Лутовинов ругнулся, высморкался в платок.

– Наивные что ли совсем? Это когда ж на Руси руководители по доброй воле уходили в отставку?

– Что потребовали, то и передаю.

– Ну а жизнь как налаживать? Про то шла речь?

Валерьян не смог этого Лутовинову растолковать. Он мялся, злясь на себя и на заводѝл народного схода.

– На вече разные политические силы собрались. Были те, кто за умеренные реформы, были и другие – кто строго за социализм.

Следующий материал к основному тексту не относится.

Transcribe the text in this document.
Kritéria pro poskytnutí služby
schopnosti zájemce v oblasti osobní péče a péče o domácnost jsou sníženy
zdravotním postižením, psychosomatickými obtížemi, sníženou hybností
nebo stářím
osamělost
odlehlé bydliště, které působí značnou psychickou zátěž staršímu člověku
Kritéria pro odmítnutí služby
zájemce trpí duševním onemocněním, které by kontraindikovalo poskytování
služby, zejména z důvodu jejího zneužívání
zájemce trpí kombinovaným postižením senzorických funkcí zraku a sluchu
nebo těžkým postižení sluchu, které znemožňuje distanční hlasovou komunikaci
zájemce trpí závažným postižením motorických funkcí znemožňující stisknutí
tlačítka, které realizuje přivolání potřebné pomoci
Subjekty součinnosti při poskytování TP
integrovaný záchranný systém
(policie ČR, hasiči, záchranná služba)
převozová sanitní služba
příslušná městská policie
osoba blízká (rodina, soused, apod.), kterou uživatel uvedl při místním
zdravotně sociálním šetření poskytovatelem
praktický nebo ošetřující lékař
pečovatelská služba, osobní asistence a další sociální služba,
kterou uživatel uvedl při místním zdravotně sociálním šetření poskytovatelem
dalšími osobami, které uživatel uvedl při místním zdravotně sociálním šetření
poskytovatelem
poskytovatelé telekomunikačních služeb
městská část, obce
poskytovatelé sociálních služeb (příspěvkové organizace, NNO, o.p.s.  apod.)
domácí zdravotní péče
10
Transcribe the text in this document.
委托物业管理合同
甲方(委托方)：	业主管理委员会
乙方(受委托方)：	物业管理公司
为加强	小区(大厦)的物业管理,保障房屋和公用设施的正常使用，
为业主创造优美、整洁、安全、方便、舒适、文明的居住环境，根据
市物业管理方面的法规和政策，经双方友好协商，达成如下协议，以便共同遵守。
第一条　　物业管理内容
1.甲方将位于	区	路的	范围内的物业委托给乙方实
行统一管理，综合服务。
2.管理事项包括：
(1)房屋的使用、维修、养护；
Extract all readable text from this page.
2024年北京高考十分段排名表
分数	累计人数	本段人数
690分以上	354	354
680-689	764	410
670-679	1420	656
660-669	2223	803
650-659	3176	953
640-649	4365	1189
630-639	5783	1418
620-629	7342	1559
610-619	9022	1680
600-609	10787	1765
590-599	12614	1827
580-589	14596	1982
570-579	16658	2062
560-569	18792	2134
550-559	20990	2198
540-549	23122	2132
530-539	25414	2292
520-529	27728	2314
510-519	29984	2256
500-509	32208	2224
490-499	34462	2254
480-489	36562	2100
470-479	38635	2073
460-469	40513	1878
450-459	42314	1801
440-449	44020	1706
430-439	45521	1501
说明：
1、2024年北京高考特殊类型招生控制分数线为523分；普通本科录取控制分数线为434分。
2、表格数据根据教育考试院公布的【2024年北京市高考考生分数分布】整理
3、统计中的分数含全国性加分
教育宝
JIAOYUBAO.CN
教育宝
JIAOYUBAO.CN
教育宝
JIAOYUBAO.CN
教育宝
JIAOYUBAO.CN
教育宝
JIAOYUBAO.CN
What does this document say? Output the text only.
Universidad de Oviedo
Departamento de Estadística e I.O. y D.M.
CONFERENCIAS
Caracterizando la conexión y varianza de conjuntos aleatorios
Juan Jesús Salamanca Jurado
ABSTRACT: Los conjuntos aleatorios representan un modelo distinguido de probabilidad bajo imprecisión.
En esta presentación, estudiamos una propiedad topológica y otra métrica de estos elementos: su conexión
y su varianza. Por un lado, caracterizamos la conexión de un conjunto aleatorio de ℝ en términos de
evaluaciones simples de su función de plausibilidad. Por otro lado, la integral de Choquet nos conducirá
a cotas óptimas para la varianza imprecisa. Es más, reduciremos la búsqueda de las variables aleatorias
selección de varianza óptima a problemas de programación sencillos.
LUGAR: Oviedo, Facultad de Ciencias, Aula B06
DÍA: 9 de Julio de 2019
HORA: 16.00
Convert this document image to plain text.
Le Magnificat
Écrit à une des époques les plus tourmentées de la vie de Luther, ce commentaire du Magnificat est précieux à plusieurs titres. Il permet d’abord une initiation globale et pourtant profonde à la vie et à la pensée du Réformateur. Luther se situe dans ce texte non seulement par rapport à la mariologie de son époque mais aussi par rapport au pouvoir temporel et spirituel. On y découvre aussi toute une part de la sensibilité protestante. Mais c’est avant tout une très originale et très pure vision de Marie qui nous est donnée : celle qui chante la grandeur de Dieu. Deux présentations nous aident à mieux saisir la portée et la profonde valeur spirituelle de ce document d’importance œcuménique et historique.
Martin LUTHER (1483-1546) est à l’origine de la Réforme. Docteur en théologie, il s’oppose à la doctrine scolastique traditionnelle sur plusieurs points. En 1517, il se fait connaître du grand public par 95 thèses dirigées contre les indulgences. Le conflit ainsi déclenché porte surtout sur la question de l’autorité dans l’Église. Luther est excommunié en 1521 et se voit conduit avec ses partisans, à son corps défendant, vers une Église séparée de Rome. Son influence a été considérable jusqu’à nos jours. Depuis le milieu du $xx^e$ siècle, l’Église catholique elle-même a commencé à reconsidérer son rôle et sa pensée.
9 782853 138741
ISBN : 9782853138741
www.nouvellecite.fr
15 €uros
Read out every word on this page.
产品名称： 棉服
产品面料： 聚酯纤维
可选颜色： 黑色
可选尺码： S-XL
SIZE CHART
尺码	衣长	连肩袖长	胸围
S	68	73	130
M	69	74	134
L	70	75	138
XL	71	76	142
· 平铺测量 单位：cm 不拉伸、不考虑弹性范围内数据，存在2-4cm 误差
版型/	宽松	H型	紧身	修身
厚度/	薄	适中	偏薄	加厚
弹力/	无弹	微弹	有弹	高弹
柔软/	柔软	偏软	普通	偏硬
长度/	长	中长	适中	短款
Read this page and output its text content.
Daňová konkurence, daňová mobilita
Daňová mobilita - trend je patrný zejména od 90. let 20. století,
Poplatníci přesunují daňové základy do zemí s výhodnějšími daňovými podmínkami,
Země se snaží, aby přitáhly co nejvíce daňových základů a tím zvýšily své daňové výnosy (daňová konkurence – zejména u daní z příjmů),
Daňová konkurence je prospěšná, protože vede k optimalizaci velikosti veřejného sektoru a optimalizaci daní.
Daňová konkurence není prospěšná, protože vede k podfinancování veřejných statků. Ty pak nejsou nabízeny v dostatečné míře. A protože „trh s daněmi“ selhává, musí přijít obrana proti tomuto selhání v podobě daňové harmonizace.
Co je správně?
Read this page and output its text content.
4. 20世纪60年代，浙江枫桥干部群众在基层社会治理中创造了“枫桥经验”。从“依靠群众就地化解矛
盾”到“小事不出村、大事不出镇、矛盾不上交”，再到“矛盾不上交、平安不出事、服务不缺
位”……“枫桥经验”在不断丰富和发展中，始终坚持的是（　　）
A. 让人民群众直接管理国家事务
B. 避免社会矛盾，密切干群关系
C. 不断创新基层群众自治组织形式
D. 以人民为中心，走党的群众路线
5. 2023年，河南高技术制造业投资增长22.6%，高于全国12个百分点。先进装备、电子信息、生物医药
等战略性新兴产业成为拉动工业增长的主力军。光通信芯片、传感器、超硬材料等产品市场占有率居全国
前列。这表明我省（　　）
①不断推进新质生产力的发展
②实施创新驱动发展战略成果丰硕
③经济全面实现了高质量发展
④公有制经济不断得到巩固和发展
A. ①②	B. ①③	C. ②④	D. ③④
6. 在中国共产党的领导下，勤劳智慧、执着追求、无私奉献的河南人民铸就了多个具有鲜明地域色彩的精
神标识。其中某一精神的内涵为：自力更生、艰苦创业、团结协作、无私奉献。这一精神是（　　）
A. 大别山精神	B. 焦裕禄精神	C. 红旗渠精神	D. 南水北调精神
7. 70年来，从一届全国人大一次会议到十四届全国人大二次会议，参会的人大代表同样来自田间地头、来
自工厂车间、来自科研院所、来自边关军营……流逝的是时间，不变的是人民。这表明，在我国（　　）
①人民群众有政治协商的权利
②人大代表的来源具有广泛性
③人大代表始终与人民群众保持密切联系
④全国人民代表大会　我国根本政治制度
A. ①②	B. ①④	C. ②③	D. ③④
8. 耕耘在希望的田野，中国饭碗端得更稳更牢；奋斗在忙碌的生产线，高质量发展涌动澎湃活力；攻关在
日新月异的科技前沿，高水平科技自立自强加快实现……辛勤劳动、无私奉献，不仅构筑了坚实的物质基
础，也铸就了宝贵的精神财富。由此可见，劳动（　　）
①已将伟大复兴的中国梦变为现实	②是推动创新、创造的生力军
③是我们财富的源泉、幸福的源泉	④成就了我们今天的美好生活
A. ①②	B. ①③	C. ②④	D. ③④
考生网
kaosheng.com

– Э-э, и там, значит, раздрай, – заключил Лутовинов расстроенно.


Раздрай начинался и на Металлическом заводе, на котором работали почти все, обитавшие в общежитии.

К концу марта полностью встали два цеха. Предприятия отделившейся Украины бросили поставлять необходимые для сбора гидротурбин детали, и завод не мог завершить начатых партий. Рабочих, ошеломлённых таким поворотом, дирекции успокоить было нечем. Персоналу объявили, что в связи с частичной остановкой завода, произведённой по причине распада системы общесоюзной производственной кооперации, заработную плату разобьют на части и выплатят в назначенный срок не более двух третей от суммы заработка.

Рабочие ожесточённо матерились в ставшие теперь продолжительными и безрадостными перекуры:

– Вот прижимистые хохлы! Нарочно, что ли, напакостить решили?

– А себе-то не пакостят? Ведь и сами из кооперации вылетают.

– Это Кравчук вредительствует, – утверждал сгорбленный пожилой рабочий Васильев, чадя «Беломором». – Он же от Украины в Беловежье договор подписывал. Вот потому и хочет до конца все старые связи обрубить.